Keep in mind: this was car camping. We even rented a minivan to have more carrying capacity than we do in our small car. Very little of what I share here would be applicable to a backcountry adventure (something Zoe Peled covers in greater detail here) or bike touring. But if you’re going car camping for three nights, this vegan camping food strategy should help.
Plan all the meals
Our first camping trip was not going to be the weekend when I went freestyle in the (camp) kitchen. So I made a detailed plan of everything we’d eat and generated grocery and packing lists from there.
Dinner
We would be at camp for three dinners, including the first night when we’d be arriving almost at dusk and would also have to set up camp and get organized. I planned three very simple meals:
- Bolo sauce on top of spaghettini (because it cooks super quickly) on the first night.
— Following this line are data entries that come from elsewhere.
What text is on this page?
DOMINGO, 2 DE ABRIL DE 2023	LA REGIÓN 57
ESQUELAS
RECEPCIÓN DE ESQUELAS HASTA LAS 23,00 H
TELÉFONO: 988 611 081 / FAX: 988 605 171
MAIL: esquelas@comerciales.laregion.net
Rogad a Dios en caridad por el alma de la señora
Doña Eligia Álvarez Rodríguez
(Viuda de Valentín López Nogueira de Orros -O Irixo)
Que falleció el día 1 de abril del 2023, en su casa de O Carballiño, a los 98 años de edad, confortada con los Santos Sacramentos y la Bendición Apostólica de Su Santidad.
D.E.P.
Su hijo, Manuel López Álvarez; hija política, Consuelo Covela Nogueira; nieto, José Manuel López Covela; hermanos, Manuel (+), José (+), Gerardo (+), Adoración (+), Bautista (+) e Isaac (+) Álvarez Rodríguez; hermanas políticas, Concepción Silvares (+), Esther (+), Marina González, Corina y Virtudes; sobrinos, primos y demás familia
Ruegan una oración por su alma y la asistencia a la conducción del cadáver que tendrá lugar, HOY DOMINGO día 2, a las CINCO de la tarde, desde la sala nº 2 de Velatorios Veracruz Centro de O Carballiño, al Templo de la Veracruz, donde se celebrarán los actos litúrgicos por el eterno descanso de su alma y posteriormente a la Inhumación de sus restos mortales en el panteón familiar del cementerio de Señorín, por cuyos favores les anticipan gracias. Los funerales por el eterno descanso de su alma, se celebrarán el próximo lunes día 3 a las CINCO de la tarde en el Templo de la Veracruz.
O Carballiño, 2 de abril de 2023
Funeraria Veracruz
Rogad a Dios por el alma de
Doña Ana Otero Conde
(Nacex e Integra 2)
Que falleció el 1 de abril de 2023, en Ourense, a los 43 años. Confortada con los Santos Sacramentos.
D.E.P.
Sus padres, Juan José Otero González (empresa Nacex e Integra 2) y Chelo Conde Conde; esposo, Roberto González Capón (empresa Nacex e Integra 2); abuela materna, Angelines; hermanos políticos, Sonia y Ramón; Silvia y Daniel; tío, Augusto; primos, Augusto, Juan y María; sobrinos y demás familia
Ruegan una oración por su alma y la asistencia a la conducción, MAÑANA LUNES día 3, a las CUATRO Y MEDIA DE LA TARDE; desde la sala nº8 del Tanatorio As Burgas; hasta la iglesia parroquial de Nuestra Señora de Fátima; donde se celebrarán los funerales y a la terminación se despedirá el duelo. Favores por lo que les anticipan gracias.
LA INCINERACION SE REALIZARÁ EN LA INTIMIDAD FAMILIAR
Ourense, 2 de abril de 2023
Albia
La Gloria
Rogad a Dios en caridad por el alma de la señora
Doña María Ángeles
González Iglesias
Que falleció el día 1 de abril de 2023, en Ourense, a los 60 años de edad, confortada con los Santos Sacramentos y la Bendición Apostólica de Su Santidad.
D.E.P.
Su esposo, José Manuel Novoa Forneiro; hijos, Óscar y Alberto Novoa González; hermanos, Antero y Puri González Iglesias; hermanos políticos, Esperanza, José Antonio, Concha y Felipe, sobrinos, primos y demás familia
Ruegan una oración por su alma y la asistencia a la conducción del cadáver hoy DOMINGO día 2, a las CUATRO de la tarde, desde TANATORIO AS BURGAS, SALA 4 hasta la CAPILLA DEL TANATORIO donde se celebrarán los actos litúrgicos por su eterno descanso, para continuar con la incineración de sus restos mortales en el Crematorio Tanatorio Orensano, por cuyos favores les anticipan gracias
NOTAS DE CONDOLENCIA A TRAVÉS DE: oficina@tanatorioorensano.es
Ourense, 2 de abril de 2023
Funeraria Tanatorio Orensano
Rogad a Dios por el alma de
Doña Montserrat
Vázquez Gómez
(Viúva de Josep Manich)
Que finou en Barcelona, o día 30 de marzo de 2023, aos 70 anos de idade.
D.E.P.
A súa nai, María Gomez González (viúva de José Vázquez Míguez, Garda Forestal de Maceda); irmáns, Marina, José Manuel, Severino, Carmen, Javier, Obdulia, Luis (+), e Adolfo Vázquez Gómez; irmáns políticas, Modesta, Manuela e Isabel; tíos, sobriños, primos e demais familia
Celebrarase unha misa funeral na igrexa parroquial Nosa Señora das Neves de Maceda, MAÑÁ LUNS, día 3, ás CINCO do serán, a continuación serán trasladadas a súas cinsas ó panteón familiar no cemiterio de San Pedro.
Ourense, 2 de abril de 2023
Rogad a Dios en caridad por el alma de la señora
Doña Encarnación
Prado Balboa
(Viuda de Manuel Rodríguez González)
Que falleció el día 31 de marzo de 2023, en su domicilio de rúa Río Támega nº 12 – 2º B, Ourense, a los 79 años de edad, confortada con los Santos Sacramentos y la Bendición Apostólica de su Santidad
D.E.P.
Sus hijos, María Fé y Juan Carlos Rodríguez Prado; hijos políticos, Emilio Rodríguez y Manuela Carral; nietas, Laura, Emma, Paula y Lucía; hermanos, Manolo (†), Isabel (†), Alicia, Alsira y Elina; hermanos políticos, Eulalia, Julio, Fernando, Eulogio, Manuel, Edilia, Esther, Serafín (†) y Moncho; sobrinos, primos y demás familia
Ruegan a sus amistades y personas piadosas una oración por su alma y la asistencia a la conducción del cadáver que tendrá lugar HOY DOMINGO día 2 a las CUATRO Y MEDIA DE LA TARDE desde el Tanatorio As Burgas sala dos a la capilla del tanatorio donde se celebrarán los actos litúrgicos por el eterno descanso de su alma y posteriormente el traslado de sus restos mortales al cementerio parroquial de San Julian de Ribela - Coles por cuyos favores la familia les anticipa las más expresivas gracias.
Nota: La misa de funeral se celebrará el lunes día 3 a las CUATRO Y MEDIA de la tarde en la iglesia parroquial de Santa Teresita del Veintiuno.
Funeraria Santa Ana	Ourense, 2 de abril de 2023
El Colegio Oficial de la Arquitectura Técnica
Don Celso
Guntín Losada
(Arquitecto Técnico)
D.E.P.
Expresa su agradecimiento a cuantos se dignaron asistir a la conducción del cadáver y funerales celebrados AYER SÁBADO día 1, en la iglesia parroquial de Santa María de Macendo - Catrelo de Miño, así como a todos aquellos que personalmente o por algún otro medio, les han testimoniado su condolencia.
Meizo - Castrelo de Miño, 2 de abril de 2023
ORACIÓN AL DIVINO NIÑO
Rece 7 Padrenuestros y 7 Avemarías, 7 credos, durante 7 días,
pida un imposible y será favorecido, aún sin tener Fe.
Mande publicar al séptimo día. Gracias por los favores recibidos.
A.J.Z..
The bolo sauce was a leftover from a few weeks ago, and frozen in a zip-top bag marked CAMPING so I wouldn’t mistakenly serve it another night.
- Beyond sausage “hot dogs” (with sautéed onion as a topping) and Yves’ tofu dogs for the kids, with crudités
- Cauliflower chickpea curry with brown rice. The curry was a leftover frozen earlier and also packed in a marked zip-top bag, while I cooked the rice for the purpose of the camping trip and froze it.
There are no pictures of our dinners, but you have to trust me that it was all delicious! My husband protested a bit at the Beyond sausages because he prefers to avoid processed food, but he admitted that they were pretty damn tasty. (Pro tip: I boiled them in water first before “grilling” them in my tiny camping skillet. The boiling seemed to take away much of the greasiness and also made sure they were warm throughout. We didn’t have enough of a fire to grill the sausages on it.)
Breakfast
- Pre-soaked overnight oats in portioned jars (see recipe here)
- Cheerios (in a zip-top bag)
- Little tubs of Daiya yogurt alternative for the kids (a special treat they chose at the supermarket, as we normally avoid single-serving anything)
- Single-serving packets of peanut butter and a small container of jam to go with leftover hotdog buns
- Instant coffee packets for my husband
- Fresh fruit (apples, mandarin oranges, strawberries, raspberries, and bananas)
I ate the oats for breakfast with a few pieces of fruit thrown in. It was so good, perhaps in part thanks to the beauty of having a solitary breakfast out in the forest while my kids were playing quietly. My husband isn’t a breakfast man. He stuck to coffee and fruit, while the kids had their yogurts as well as toast and fruit depending on the day. I lightly grilled the bread in the skillet and they were happy with that. (We didn’t start a fire until the afternoon.)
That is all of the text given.